Le marcheur rapide va plus vite que le coureur amateur moyen à la Coupe du monde, mais le 50 km classique a été supprimé


Pendant un instant, vous ne pouvez entendre que la pluie qui tombe sur l’imposante Place des Héros à Budapest. Sous l’œil attentif des statues de bronze et de marbre de Hongrois célèbres, une cinquantaine de personnes se sont rassemblées au centre de la place. Malgré le mauvais temps, ils ne portent guère plus que des shorts et des chemises sans manches, le visage tendu par la concentration. Lorsque le coup de pistolet retentit, ils se mettent en mouvement et disparaissent, en se déhanchant, sur le boulevard en direction du centre de Budapest.

Les Championnats du monde d’athlétisme ont débuté samedi matin avec la marche masculine de 20 kilomètres.
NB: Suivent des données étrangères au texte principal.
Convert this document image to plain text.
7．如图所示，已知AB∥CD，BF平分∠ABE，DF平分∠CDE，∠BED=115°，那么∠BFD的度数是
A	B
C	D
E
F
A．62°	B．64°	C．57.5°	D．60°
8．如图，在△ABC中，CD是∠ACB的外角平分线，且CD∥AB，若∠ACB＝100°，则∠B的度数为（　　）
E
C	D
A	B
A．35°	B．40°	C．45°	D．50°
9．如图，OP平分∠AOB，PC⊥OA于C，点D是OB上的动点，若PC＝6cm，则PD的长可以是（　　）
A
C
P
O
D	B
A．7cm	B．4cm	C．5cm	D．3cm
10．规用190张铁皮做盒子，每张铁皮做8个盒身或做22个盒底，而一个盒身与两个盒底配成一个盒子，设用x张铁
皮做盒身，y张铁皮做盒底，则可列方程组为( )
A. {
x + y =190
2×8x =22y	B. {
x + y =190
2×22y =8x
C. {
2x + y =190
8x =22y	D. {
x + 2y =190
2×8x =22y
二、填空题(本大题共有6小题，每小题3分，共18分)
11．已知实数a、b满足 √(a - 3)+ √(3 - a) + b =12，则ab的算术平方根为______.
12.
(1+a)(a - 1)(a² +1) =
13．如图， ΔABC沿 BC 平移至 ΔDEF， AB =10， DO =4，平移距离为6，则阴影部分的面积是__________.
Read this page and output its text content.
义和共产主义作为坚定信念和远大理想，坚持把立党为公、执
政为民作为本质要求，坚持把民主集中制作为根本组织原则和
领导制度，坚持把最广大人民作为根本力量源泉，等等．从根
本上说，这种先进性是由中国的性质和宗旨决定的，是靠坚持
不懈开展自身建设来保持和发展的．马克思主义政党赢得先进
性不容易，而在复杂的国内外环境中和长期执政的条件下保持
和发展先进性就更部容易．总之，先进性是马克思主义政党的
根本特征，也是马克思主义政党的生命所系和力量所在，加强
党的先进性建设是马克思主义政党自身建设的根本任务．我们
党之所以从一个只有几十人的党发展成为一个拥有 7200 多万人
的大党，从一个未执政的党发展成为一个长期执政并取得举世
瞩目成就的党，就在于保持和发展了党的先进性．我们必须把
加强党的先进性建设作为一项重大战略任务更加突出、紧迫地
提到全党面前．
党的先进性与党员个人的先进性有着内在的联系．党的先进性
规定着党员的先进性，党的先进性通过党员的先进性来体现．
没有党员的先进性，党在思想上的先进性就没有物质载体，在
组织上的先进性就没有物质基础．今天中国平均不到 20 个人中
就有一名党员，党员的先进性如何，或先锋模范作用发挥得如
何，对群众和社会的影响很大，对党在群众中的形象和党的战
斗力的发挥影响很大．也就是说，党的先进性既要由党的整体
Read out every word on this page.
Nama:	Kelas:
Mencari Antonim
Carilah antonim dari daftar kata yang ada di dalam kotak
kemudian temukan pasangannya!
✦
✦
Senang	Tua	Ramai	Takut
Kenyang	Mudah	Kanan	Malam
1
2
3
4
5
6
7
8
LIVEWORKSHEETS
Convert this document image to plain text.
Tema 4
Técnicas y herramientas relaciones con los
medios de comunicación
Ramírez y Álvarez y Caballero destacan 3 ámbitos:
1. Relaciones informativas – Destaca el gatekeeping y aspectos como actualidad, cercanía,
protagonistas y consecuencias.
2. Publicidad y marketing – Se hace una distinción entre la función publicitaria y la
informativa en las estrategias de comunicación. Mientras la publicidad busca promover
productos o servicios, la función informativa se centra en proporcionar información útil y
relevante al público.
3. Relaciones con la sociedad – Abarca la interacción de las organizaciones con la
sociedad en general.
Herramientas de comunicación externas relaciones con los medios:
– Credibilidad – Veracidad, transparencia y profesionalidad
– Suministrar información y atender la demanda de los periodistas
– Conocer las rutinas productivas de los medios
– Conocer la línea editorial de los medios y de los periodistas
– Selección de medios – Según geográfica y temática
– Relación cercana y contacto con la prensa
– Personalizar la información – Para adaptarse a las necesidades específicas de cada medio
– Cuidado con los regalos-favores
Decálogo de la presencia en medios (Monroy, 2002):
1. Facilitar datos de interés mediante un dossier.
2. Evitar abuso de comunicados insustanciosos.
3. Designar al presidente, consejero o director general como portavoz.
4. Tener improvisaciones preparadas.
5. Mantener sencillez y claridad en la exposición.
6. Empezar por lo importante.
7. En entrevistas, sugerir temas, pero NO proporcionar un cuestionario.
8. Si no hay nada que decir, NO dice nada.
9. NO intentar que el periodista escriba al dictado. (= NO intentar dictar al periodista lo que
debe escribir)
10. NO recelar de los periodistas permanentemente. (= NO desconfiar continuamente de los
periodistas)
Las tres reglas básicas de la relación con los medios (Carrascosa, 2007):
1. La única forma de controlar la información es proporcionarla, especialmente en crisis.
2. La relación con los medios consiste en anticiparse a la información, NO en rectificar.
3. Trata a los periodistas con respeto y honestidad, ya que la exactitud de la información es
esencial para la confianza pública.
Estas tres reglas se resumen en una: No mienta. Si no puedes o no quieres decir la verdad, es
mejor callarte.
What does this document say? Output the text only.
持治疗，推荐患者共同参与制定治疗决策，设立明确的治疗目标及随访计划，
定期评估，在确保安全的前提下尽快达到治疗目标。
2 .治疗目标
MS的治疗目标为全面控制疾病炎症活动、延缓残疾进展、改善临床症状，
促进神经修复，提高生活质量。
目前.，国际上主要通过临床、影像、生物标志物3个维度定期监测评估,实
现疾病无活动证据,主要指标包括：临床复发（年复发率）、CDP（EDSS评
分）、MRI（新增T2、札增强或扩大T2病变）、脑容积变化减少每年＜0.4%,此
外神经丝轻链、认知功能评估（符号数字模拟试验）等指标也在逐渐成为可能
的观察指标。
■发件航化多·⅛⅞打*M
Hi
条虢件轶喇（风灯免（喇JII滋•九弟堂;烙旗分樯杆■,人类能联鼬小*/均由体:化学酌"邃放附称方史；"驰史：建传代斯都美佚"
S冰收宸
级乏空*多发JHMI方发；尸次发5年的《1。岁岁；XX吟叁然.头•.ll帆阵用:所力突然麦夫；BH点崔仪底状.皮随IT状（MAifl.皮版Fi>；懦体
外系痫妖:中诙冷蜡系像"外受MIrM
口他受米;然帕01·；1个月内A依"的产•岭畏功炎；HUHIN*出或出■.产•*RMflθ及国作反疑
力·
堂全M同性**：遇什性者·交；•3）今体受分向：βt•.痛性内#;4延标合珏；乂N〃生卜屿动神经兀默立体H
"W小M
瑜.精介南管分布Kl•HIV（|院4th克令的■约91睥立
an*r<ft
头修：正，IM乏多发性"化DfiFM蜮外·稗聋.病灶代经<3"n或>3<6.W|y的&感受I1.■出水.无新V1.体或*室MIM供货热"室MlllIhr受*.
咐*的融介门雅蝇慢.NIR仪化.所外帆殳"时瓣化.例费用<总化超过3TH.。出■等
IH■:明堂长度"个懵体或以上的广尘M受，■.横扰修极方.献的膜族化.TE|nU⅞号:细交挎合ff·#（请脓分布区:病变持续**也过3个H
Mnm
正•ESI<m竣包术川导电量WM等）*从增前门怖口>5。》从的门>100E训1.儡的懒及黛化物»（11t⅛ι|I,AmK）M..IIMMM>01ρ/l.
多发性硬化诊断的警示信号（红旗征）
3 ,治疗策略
Avec ce même événement, le tournoi d’athlétisme débutera dans un peu moins d’un an aux Jeux olympiques de Paris.

C’est là que s’arrête la comparaison entre ces Jeux et cette Coupe du monde. À Budapest, les athlètes peuvent concourir sur deux distances individuelles – en plus des 20 et 35 kilomètres – et il n’y a pas d’épreuve par équipe. A Paris, un relais mixte est au programme, de la durée d’un marathon. Le 20 kilomètres y est la seule distance individuelle.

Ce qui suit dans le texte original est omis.